少し気になっていたことに関する資料が見つかったので書いておきます。
京阪電車大津線系統のことで、三条−石山寺を運行していた急行が取り付けていた方向板のことです。列車種別、行先などを鉄板に書いて列車の先頭・後部に掲げるわけですが、行先板と呼ばれたり、方向板と呼ばれたり、運行標識板やサボなどいろいろな呼び方があるようです。ま、ブツの呼び方の研究ではないので、スルーしておきます。
いくつかの写真や資料で、京津線急行運用に就いている方向板では地色が黄色で文字が赤色の「急」のものが多いのですが、自分の子供の頃の記憶では、グレイの地色で「急」文字の上に横書きで「石山寺」と書かれた丸板を付けている印象が残っています。ポール時代の電車なので、1970年昭和45年以前のことになります。しかし、写真はまだモノクロ主流時代で、方向板の色のことまで考えて撮影された京津線のカラー写真などは見たことないのです。保育社カラーブックス京阪の中に方向板のページがあるのは知っていますが、京津線の急行板はありません。

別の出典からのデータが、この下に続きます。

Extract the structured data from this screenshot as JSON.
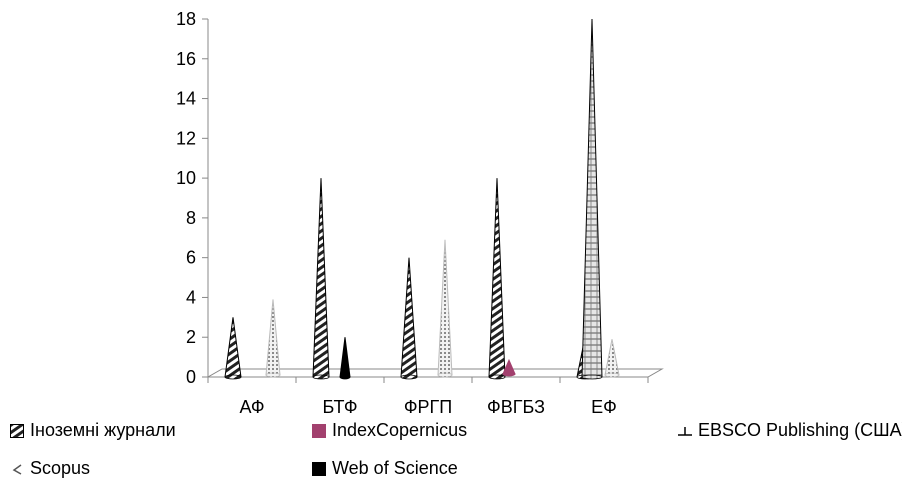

で、いろいろ調べて行き着いたのが、次に掲載する京阪電鉄五十年社史「鉄路五十年」のカラーページです。当該ページを撮影掲載します。
石山寺行き急行に使われていた方向板が掲載されています。自分はグレイだと印象に残っていた地色は、どうも水色のようです。びわ湖の色かな?? それはわかりませんが、色の印象、記憶は曖昧なものですし、資料は印刷物なので色調整されているでしょうし、実物方向板は色あせてくることもあるだろうし、とにかくこの色使いの方向板があったことは間違いないと確信できました。
大津線系統部分を大きくしてみました。「急」の文字が突き抜けているタイプで古い字体ですが、昭和30年代ではまだ良く見かけました。石山寺に到着したら、運転士はポールを上げ車掌はポールを下げ、この方向板を裏返して掲示したと思いますが、不思議なことに三条行急行の方向板の記憶がほとんどありません。同じ地色と文字色で「三条」だったのか旧字体「三條」だったのか、「京都三條」だったのか…
右側の急行板「大津」表示も「浜大津」でないのが気になりますが、このくらいにしておきます。